According to another aspect of the present invention, there is provided a method of manufacturing a semiconductor device, comprising: forming a connection member on a top surface of a substrate; mounting a semiconductor package coated with a metal material on the connection member; Injecting an encapsulation material to fill a space between the lower portions of the semiconductor package, and forming an epoxy material to cover the encapsulation material, wherein the epoxy material is formed in contact with the metal material.

And forming a shielding material covering the semiconductor package and the epoxy material.

1 is a cross-sectional view of a semiconductor device according to an embodiment of the present invention.
2 is a cross-sectional view of a semiconductor device according to another embodiment of the present invention.
3 and 4 are cross-sectional views of a semiconductor device according to another embodiment of the present invention.
5 is a cross-sectional view of a semiconductor device according to another embodiment of the present invention.
6 and 7 are cross-sectional views of a semiconductor device according to another embodiment of the present invention.
8 to 10 are cross-sectional views of a semiconductor device according to another embodiment of the present invention.
11 is a cross-sectional view of a semiconductor device according to another embodiment of the present invention.
12 and 13 are views for explaining a method of manufacturing a semiconductor device according to an embodiment of the present invention.
14 and 15 are views for explaining a method of manufacturing a semiconductor device according to another embodiment of the present invention.
16 and 17 are views for explaining a method of manufacturing a semiconductor device according to another embodiment of the present invention.
18 is a block diagram of an electronic system including a semiconductor device according to some embodiments of the present invention.
19 and 20 are exemplary semiconductor systems to which a semiconductor device according to some embodiments of the present invention may be applied.

BRIEF DESCRIPTION OF THE DRAWINGS The advantages and features of the present invention and the manner of achieving them will become apparent with reference to the embodiments described in detail below with reference to the accompanying drawings. The present invention may, however, be embodied in many different forms and should not be construed as being limited to the embodiments set forth herein. Rather, these embodiments are provided so that this disclosure will be thorough and complete, and will fully convey the scope of the invention to those skilled in the art. Is provided to fully convey the scope of the invention to those skilled in the art, and the invention is only defined by the scope of the claims. The dimensions and relative sizes of the components shown in the figures may be exaggerated for clarity of description. Like reference numerals refer to like elements throughout the specification.

One element is referred to as being "connected to " or" coupled to "another element, either directly connected or coupled to another element, One case. On the other hand, when one element is referred to as being "directly connected to" or "directly coupled to " another element, it does not intervene another element in the middle. Like reference numerals refer to like elements throughout the specification. "And / or" include each and every combination of one or more of the mentioned items.
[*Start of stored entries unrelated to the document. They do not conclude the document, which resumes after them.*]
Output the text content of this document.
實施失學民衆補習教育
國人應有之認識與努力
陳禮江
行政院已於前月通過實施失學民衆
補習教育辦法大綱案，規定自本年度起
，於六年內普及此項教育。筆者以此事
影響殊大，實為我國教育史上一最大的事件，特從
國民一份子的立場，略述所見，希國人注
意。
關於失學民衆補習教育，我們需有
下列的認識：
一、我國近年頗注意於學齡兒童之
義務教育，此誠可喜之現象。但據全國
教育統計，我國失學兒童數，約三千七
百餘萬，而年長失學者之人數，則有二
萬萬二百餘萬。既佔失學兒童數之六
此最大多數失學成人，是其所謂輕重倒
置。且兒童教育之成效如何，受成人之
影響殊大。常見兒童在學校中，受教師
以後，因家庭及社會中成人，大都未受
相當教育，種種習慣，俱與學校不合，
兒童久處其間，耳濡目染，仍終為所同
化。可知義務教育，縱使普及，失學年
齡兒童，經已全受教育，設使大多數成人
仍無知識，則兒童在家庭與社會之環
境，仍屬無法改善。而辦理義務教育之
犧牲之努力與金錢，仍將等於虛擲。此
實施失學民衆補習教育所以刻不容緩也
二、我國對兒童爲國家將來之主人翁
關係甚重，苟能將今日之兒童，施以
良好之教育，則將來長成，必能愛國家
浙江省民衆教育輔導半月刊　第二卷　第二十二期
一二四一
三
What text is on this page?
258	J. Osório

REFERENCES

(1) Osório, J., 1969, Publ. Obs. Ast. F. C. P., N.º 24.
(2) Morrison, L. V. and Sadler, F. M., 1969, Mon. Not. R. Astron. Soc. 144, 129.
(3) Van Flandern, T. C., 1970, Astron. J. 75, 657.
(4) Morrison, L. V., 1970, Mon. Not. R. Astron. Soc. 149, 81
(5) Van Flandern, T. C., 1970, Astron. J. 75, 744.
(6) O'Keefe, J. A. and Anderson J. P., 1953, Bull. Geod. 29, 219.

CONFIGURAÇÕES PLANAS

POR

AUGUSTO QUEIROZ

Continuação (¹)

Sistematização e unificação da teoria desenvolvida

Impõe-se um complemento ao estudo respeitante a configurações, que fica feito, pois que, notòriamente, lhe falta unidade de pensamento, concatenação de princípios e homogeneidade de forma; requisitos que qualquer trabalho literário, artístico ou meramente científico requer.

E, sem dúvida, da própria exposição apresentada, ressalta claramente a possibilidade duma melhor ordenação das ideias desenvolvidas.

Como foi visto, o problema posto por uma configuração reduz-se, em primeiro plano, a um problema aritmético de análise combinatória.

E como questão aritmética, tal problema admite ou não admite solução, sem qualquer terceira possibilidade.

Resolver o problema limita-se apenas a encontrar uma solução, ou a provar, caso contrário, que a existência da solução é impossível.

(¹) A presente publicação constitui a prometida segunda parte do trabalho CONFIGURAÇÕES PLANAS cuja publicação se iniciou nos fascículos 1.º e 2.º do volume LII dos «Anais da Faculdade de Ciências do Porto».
Although the first, second, etc. are used to describe various elements, components and / or sections, it is needless to say that these elements, components and / or sections are not limited by these terms. These terms are only used to distinguish one element, element or section from another element, element or section. Therefore, it goes without saying that the first element, the first element or the first section mentioned below may be the second element, the second element or the second section within the technical spirit of the present invention.

It is to be understood that when an element or layer is referred to as being "on" or " on "of another element or layer, All included. On the other hand, when a device is referred to as "directly on" or "directly above ", it does not intervene another device or layer in the middle.

The terms spatially relative, "below", "beneath", "lower", "above", "upper" May be used to readily describe a device or a relationship of components to other devices or components. Spatially relative terms should be understood to include, in addition to the orientation shown in the drawings, terms that include different orientations of the device during use or operation. For example, when inverting an element shown in the figure, an element described as " below or beneath "of another element may be placed" above "another element. Thus, the exemplary term "below" can include both downward and upward directions. The elements can also be oriented in different directions, in which case spatially relative terms can be interpreted according to orientation.

The terminology used herein is for the purpose of illustrating embodiments and is not intended to be limiting of the present invention. In the present specification, the singular form includes plural forms unless otherwise specified in the specification. It is noted that the terms "comprises" and / or "comprising" used in the specification are intended to be inclusive in a manner similar to the components, steps, operations, and / Or additions.

Unless defined otherwise, all terms (including technical and scientific terms) used herein may be used in a sense commonly understood by one of ordinary skill in the art to which this invention belongs. Also, commonly used predefined terms are not ideally or excessively interpreted unless explicitly defined otherwise.

A semiconductor device and a manufacturing method thereof described below relate to a semiconductor device having an EMI shielding structure that reduces the mounting space of the semiconductor device. Conventionally, an electromagnetic wave shielding structure is formed by using a shielding can or a shielding sheet. However, this structure increases the mounting space of the semiconductor device.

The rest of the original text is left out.